Two recent reports paint a grim picture for the future of life on our planet. The first, the special IPCC report, states that we have about 12 years to drastically reduce greenhouse gas emissions if we are to avoid runaway climate change. Even doing so, we are likely to face grave planetary consequences. WWF recently released the 2018 version of their Living Planet Report, stating that we have lost 60% of biodiversity in less than 50 years. The message of both reports is unequivocal: we must take bold action now, and failure to do so will have permanent repercussions for all future generations.
But how can the world take action? One answer is simple: we need to radically rethink how we invest our wealth. The past two months have been busy ones for the United Nations Development Programme (UNDP) on the topic of finance. Among many others, an event sponsored by the UNDP-led New York Declaration on Forests during the UN General Assembly highlighted key trends in forest finance; UNDP launched the Lion’s Share initiative accelerating private sector finance for conservation, a new initiative on measuring the impact of finance for the SDGs, and most recently UNDP launched a new partnership with the Government of Scotland to accelerate inclusive, nature-based private sector finance.
In each of these events, as well as many others over the past few months, several key themes emerge:
- There is widespread commitment to shift finance away from investments that do not align with the Sustainable Development Goals (SDGs), such as a recent open letter, signed by 44 investors worth $6.4 trillion putting their clients on notice to get out of the business of deforestation;
- There is a sizable finance gap in achieving the Sustainable Development Goals, of $2.5 trillion for developing countries, and as much as $7 trillion annually. Yet this gap represents incredible opportunity, valued at about $12 trillion, and small-enterprises are especially important in using this finance to achieve the SDGs.
- We are well into, but not yet through, a paradigmatic shift in thinking about investments. This is reflected in the semantic diversity across different events; investors are struggling to make sense of this new world, and describe it as ESG (environmental, social and governance), faith-aligned, responsible, ethical, impact and SDG-aligned finance.
- There is an asymmetry between the availability of supply of private sector finance and the supply of investment-ready projects, a phenomenon known as the ‘missing middle.’ This is especially true when it comes to inclusive, nature-based small-and medium-sized enterprises, one of the core indicators of UNDP’s new strategic plan.
- The ‘missing middle’ means that new, innovative finance instruments are likely required to accelerate finance, including green bonds.

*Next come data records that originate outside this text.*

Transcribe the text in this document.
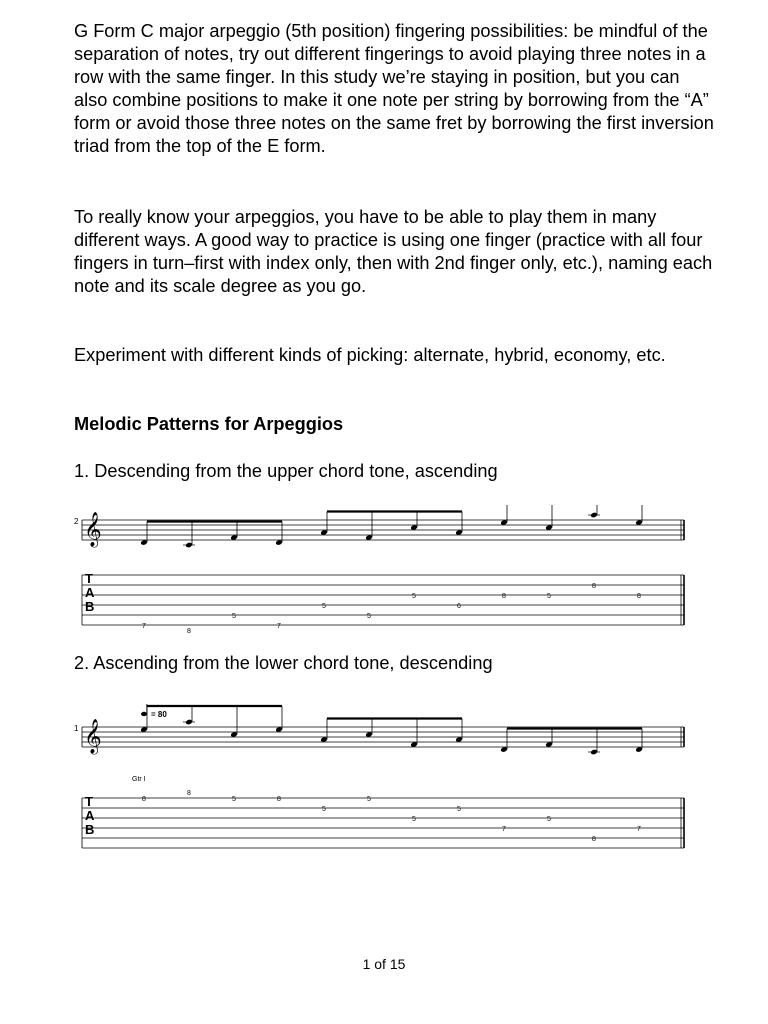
G Form C major arpeggio (5th position) fingering possibilities: be mindful of the separation of notes, try out different fingerings to avoid playing three notes in a row with the same finger. In this study we’re staying in position, but you can also combine positions to make it one note per string by borrowing from the “A” form or avoid those three notes on the same fret by borrowing the first inversion triad from the top of the E form.

To really know your arpeggios, you have to be able to play them in many different ways. A good way to practice is using one finger (practice with all four fingers in turn–first with index only, then with 2nd finger only, etc.), naming each note and its scale degree as you go.

Experiment with different kinds of picking: alternate, hybrid, economy, etc.

Melodic Patterns for Arpeggios

1. Descending from the upper chord tone, ascending

2 𝄞
T
A
B
7
8
5
7
5
5
5
6
8	5
8
8

2. Ascending from the lower chord tone, descending

1 𝄞
T
A
B
= 80
Gtr I
8
8
5	8
5
5
5
5
7
5
8
7
1 of 15
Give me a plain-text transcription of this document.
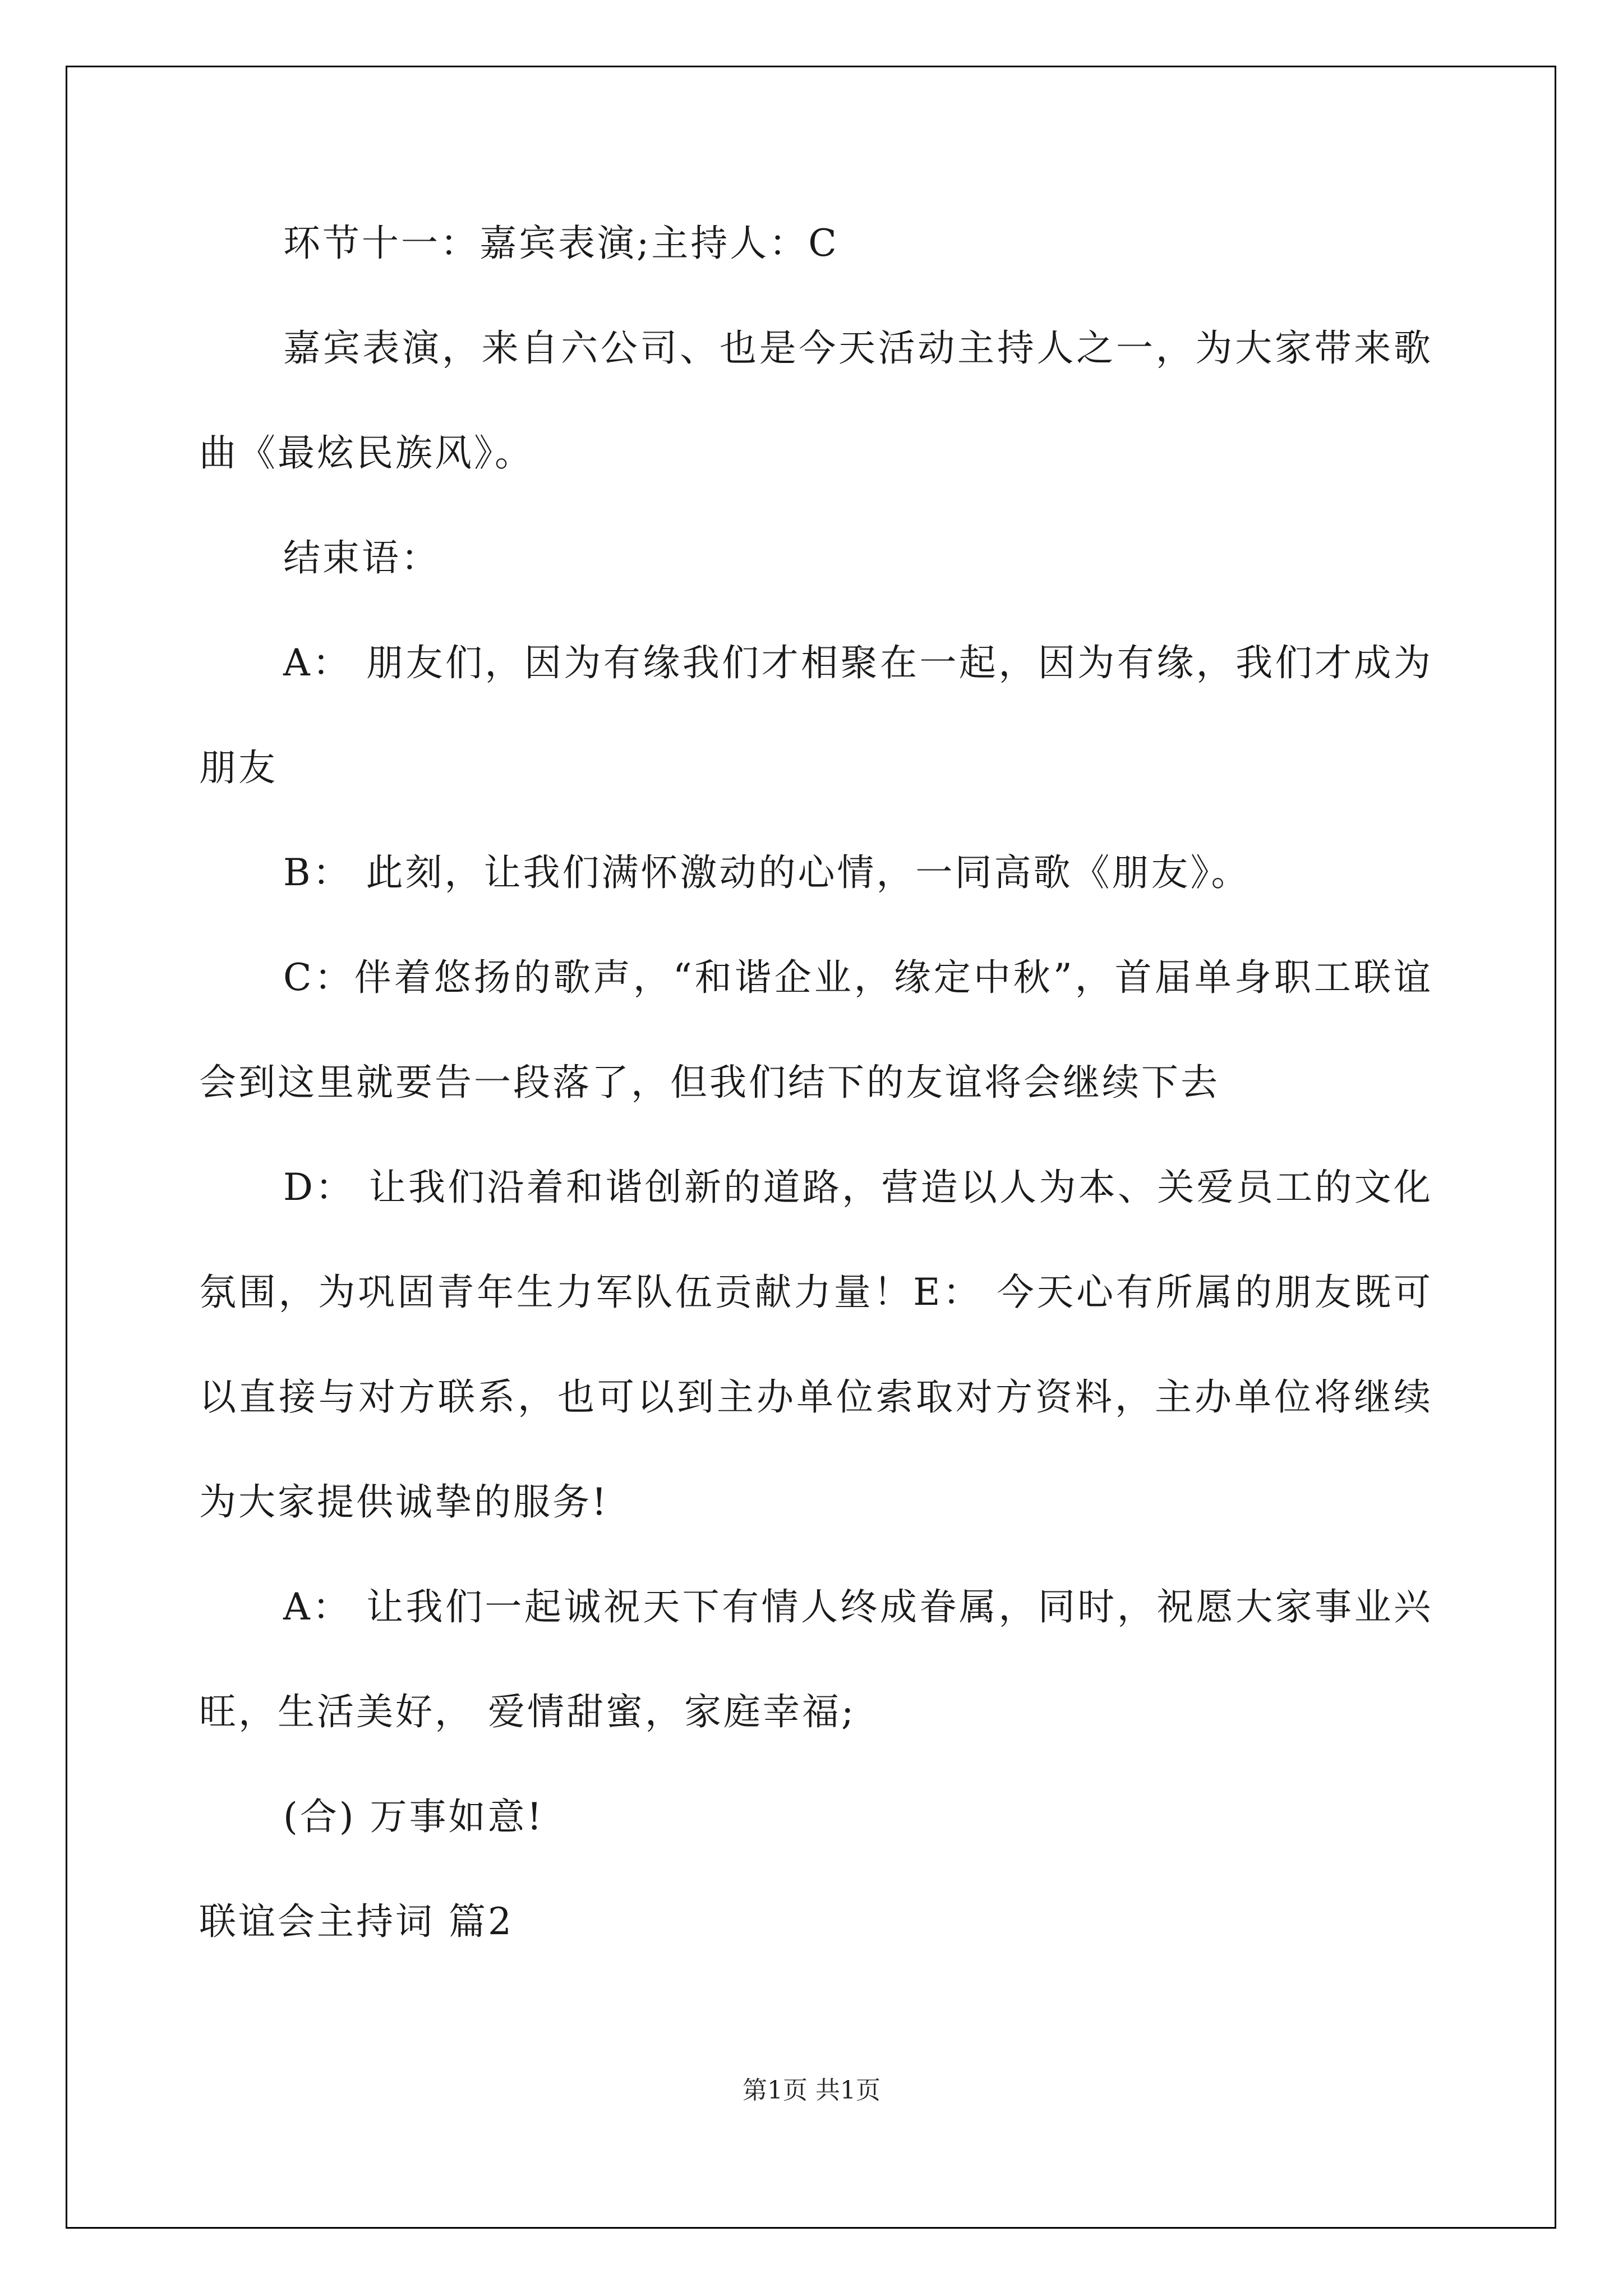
环节十一：嘉宾表演;主持人：C

嘉宾表演，来自六公司、也是今天活动主持人之一，为大家带来歌曲《最炫民族风》。

结束语：

A： 朋友们，因为有缘我们才相聚在一起，因为有缘，我们才成为朋友

B： 此刻，让我们满怀激动的心情，一同高歌《朋友》。

C：伴着悠扬的歌声，“和谐企业，缘定中秋”，首届单身职工联谊会到这里就要告一段落了，但我们结下的友谊将会继续下去

D： 让我们沿着和谐创新的道路，营造以人为本、关爱员工的文化氛围，为巩固青年生力军队伍贡献力量！E： 今天心有所属的朋友既可以直接与对方联系，也可以到主办单位索取对方资料，主办单位将继续为大家提供诚挚的服务!

A： 让我们一起诚祝天下有情人终成眷属，同时，祝愿大家事业兴旺，生活美好， 爱情甜蜜，家庭幸福;

(合) 万事如意!

联谊会主持词 篇2

第1页 共1页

In fact, the UNDP-led Biodiversity Finance Initiative (BIOFIN) has identified dozens of such finance mechanisms.
- We will not be able to accelerate the deployment of private sector financing of inclusive, nature-based small- and medium-sized enterprises, and the creation of new financial instruments, without new partnerships.
For that reason, it is especially exciting to see a new partnership between UNDP and the Scottish Government, along with the Ethical Finance Hub and the Heriot-Watt University, each committing to a two-year partnership to accelerate learning on how to finance inclusive, nature-based small enterprises.